Understanding hydrocarbon fluid behavior is critical for the success of any gas injection project into a reservoir whether this is to recover additional oil or to store and sequester greenhouse gases including CO2. Fluid phase behavior of mixtures resulting from the injected streams and reservoir fluids determine the design of production and injection schemes and facilities.
This manuscript presents an analytical method to estimate the ultimate CO2 storage capacity in depleted oil and gas reservoirs by implementing a volume-constrained thermodynamic equation of state (EOS) using reservoir average pressure and fluid composition. This method can handle the impurities contained in the injection stream using a generalized partial molar volume definition.
The algorithm developed provides fast and thermodynamically consistent estimates of storage capacity enabling the selection of target storage reservoirs, schedule injection strategies and design surface facilities.

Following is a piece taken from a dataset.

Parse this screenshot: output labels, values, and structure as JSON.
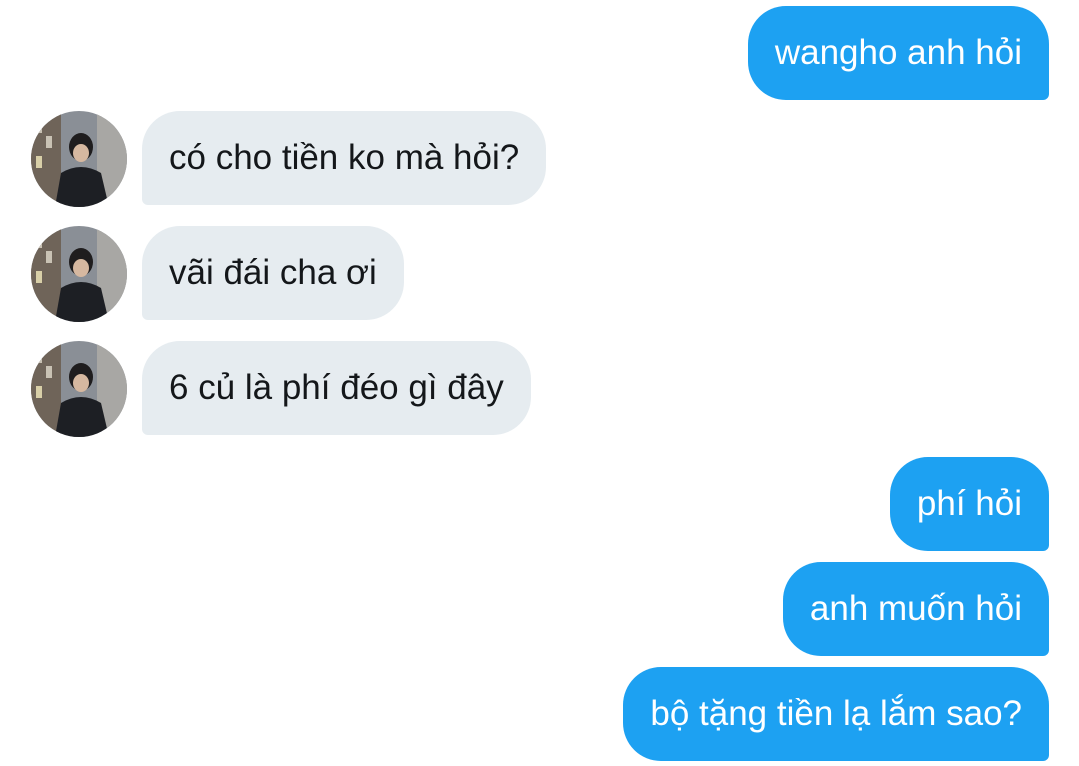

Results from this analytical method are in excellent agreement with those from a commercial reservoir simulator. A total of 24 numerical runs were conducted to evaluate scenarios with large pressure and compositional gradients while injecting. The reservoir used was heterogeneous, had a five-spot injection pattern and local grid refinement in the neighborhood of wells. CO2 storage capacity was predicted with an average difference of 1.3% (on a molar basis) between analytical and numerical methods; the average oil, gas, and water saturations were also matched. Additionally, the analytical algorithm performed several orders of magnitude faster than numerical simulation, with an average of 5 seconds per run.